Thursday, August 25, 2011

Busan Journal, China Adventure, Part I


Getting There

If memory serves, we first dreamed of travel to China during the 1970s, shortly after Nixon greeted Mao in Beijing. 

At the time, our family was very young, three under five, with another child still to come, so we did not see how China would ever be possible.

 A lot has happened since then.




When our stay in Korea began to materialize, China became a possibility.  As we planned for our February 2011 departure for Korea, we had a rough notion we could use our base in Korea to visit other places in Asia.  Both China and Japan seemed within reach. Vietnam was a more distant possibility.

If we could visit Japan, we would want to see Naho, one of our first home stay daughters. If we wanted to see China it would need to be in late May or June, after our Chinese home stay kids returned home from their U.S. colleges. Largely because of tropical heat, which we are constitutionally unsuited to, the possibility of Vietnam would remain "remote."

Japan does not require a tourist visa, but China does.  Back in January, without precise travel dates for our visa application, we were advised to apply once we reached Korea.  There is a Chinese consulate in Busan, we were told; just apply when you know more.

Good idea. No problem.



We had originally planned to visit Japan during the university exam break in mid-April. Unfortunately, as everyone knows, Japan suffered an earth quake at the end of March that caused both a devastating tsunami and a nuclear reactor "meltdown."

Naho, who lives in Tokyo, said we should not come. But once life had normalized, our mid-term window had passed.

We continued to hold out hope for Japan even as we made plans for China. After settling travel dates with Edward, who had lived with us the year before, I hunted down the Chinese Consulate in Busan only to find myself lost in a hot, crowded, windowless, square room filled with signs in Chinese and Korean.  Not an English word in the place that I could see.

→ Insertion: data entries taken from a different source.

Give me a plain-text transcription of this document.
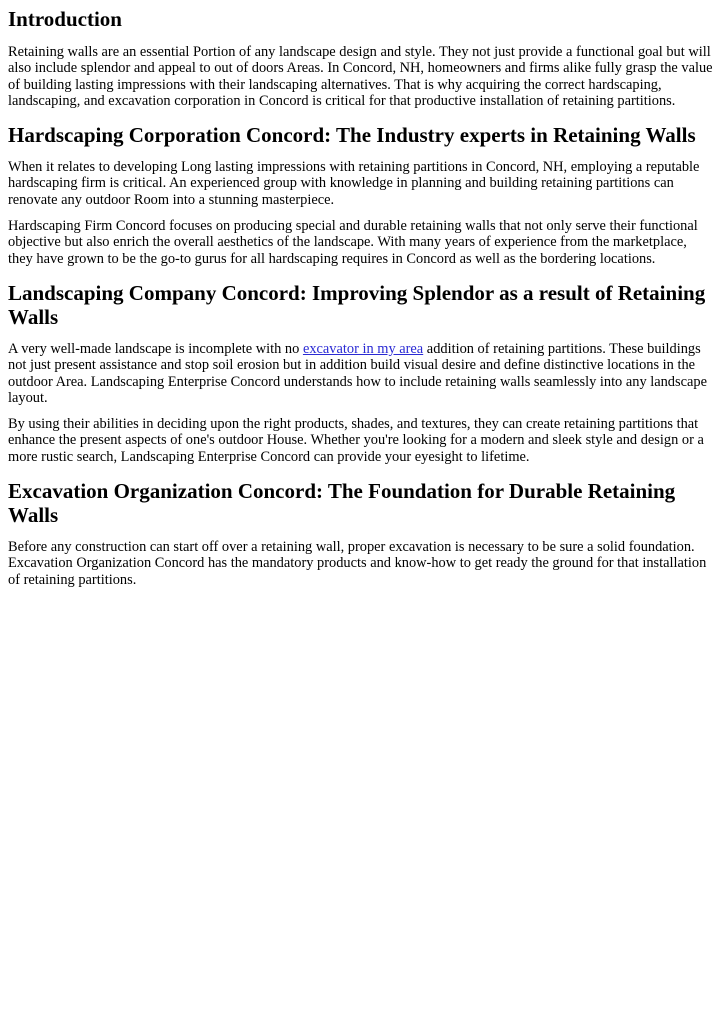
Introduction

Retaining walls are an essential Portion of any landscape design and style. They not just provide a functional goal but will also include splendor and appeal to out of doors Areas. In Concord, NH, homeowners and firms alike fully grasp the value of building lasting impressions with their landscaping alternatives. That is why acquiring the correct hardscaping, landscaping, and excavation corporation in Concord is critical for that productive installation of retaining partitions.

Hardscaping Corporation Concord: The Industry experts in Retaining Walls

When it relates to developing Long lasting impressions with retaining partitions in Concord, NH, employing a reputable hardscaping firm is critical. An experienced group with knowledge in planning and building retaining partitions can renovate any outdoor Room into a stunning masterpiece.

Hardscaping Firm Concord focuses on producing special and durable retaining walls that not only serve their functional objective but also enrich the overall aesthetics of the landscape. With many years of experience from the marketplace, they have grown to be the go-to gurus for all hardscaping requires in Concord as well as the bordering locations.

Landscaping Company Concord: Improving Splendor as a result of Retaining Walls

A very well-made landscape is incomplete with no excavator in my area addition of retaining partitions. These buildings not just present assistance and stop soil erosion but in addition build visual desire and define distinctive locations in the outdoor Area. Landscaping Enterprise Concord understands how to include retaining walls seamlessly into any landscape layout.

By using their abilities in deciding upon the right products, shades, and textures, they can create retaining partitions that enhance the present aspects of one's outdoor House. Whether you're looking for a modern and sleek style and design or a more rustic search, Landscaping Enterprise Concord can provide your eyesight to lifetime.

Excavation Organization Concord: The Foundation for Durable Retaining Walls

Before any construction can start off over a retaining wall, proper excavation is necessary to be sure a solid foundation. Excavation Organization Concord has the mandatory products and know-how to get ready the ground for that installation of retaining partitions.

It was austere and unfriendly to the point of being forbidding. Chest-high counters along three of the walls were crowded with people filling out applications. Dozen of people were queued up to windows along the fourth wall, tiny openings covered almost completely with glass.



It would be fair to say, I felt a bit conspicuous.

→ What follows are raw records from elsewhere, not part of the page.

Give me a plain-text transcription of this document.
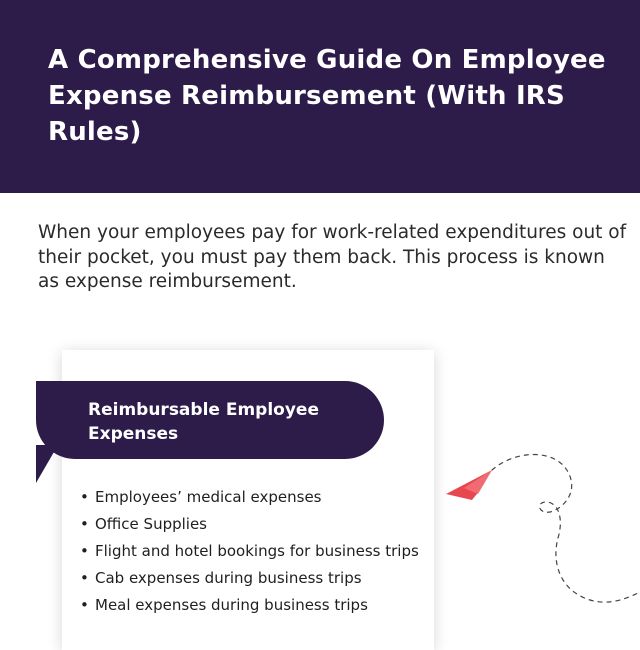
A Comprehensive Guide On Employee Expense Reimbursement (With IRS Rules)

When your employees pay for work-related expenditures out of their pocket, you must pay them back. This process is known as expense reimbursement.

Reimbursable Employee Expenses
• Employees’ medical expenses
• Office Supplies
• Flight and hotel bookings for business trips
• Cab expenses during business trips
• Meal expenses during business trips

In time, a young woman in uniform came out to me.  She asked what I wanted, which surprised me as this was the visa application office.  I told her.  She looked at my passport and my applications, then informed me that I needed a Korean Alien Registration Number.  No ARN, no visa.  No visa, no China.

I had no ARN, as I had been told it was not necessary.

What follows is the kind of bureaucratic run-around that we have come to call a "catch 22" after the ever changing regulations that kept servicemen from leaving the combat zone in Joseph Heller's famous war novel.

After the Chinese Consulate, we visited Korean Immigration to apply for an ARN.  After several hours in the small, crowded waiting room, we met Mr. Yoyo, who was both very serious and very helpful.  Not fast, but helpful.  His English was OK, which we thought was just fine as we had no Korean beyond "anyounghaseo" and "kamsamnida."  Hello and thank you.

Mr. Yoyo spent a great deal of time examining my Fulbright ID, our passports, our applications, and his computer screen.  From time to time he would ask a question for information that I had already written on the application; then he would get up and walk to use a computer on the other side of the room.

Several times he looked directly at us and said, "Mr. Zoller, welcome to my country."

I felt it was a nice gesture, welcome, as immigration offices have to be the least friendly places on earth, apart from war zones and prisons.  At any rate, I felt I was getting mixed messages. The room said "abandon hope" -- Mr. Yoyo was saying "welcome."



The short version of this story is that the three week wait for the ARN became seven due to a change in regulations while our passports we "in the system" somewhere in Busan. I found this out when I went down on the appropriate date to pick up the Alien Registration cards and our passports. Rule changes would delay our departure for China until June 20, way too late for us due to my teaching obligations and our departure date for return to the States.

It also meant we could not squeeze in a quick trip to Japan as we had no passports.

In the mean time, we learned that if we flew to Hong Kong, which has special status in the Chinese governance structure, we could obtain an expedited visa for China within 24 hours.So we did not need the ARN after all, just our passports, if I could only get them out of the system.

When I texted Mr. Yoyo in early June to see if I could move the process along or simply retrieve our passports, I received this text in return:  "Both AR cards and passports are here.  You can pick them up."

He did not say how long they had been sitting in the Immigration office. Kamsamnida

We did not go back to the Chinese Consulate.  Instead I booked a flight to Hong Kong for the earliest date I was free.  Then I wrote Edward to tell him when we would arrive and how long we thought we could stay.

From that point on, come what may, we were heading for China. After a long delay the wheels were in motion, the dream would become reality.  We would have to pinch ourselves later.